Horse owners in Blount and Etowah counties and across the Southeast are worried they may never see their beloved animals again, because they say a Tuskegee veterinary student tricked them into turning over their animals. They're worried there are more horse lovers out there who may have been scammed.
Investigators are worried about what Fallon Blackwood did with more than two dozen horses now missing after investigators say she lied to the horses owners about her plans for these animals.
"It breaks your heart because none of them wanted anything bad to happen to them, they loved them," says Debbie Metcalf, the founder of Stolen Horse International.
Metcalf's website is become a clearing house for at least 28 horse owners across the Southeast, all telling a similar story.
“She kind of became a family member to us and my mom was very attached to Blondie,” says Etowah County horse owner Pamela Reeves.
Reeves met Blackwood through their mutual passion for horses and when Blackwood said she wanted to breed her stallion with Reeves’ mare Blondie, she agreed.
“I told her I would give her Blondie if she would breed her and give her back if she ever got rid of her,” Reeves said.
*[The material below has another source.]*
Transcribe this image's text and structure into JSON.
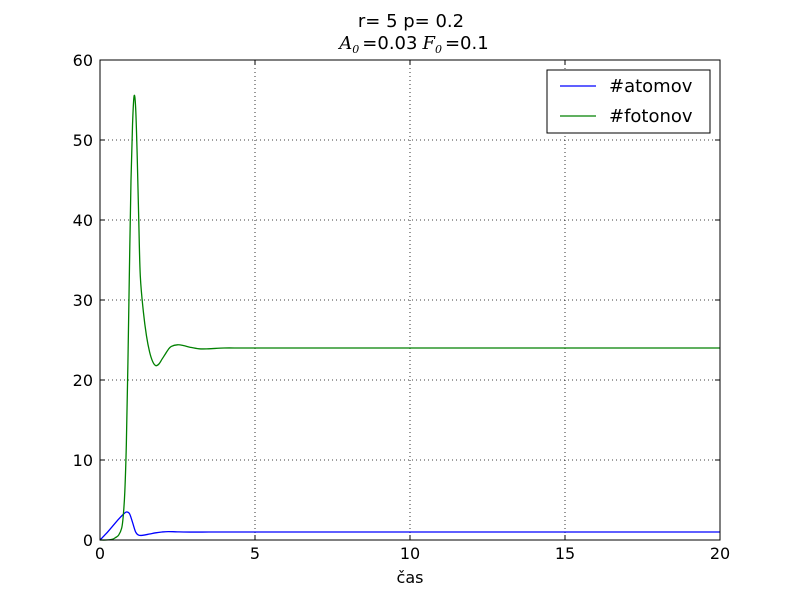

But about a year later, Reeves started to get worried when Blackwood stopped replying to her calls or messages. Then a few months ago, she saw a Facebook post with Blackwood's picture and a warning that she may be lying to horse owners about where their animals are.
“I'm pretty sure she went to slaughter,” Reeves says.
She doesn't have proof of that yet, but says Blackwood never changed Blondie's registration into her name - a warning sign to Reeves.
“I tear up every time I think about it because Blondie was such a sweet horse. My mom fell in love with her. I hate to think I gave her to Fallon and that might have happened to her,” Reeves continued.
At least one horse in North Carolina has been returned, but Stolen Horse International says at least 28 horse owners with more than 40 horses have filed reports with them, claiming Blackwood mislead them about where their animals are.
Pamela Reeves says she plans to file a police report with the Etowah County Sheriff's Office soon.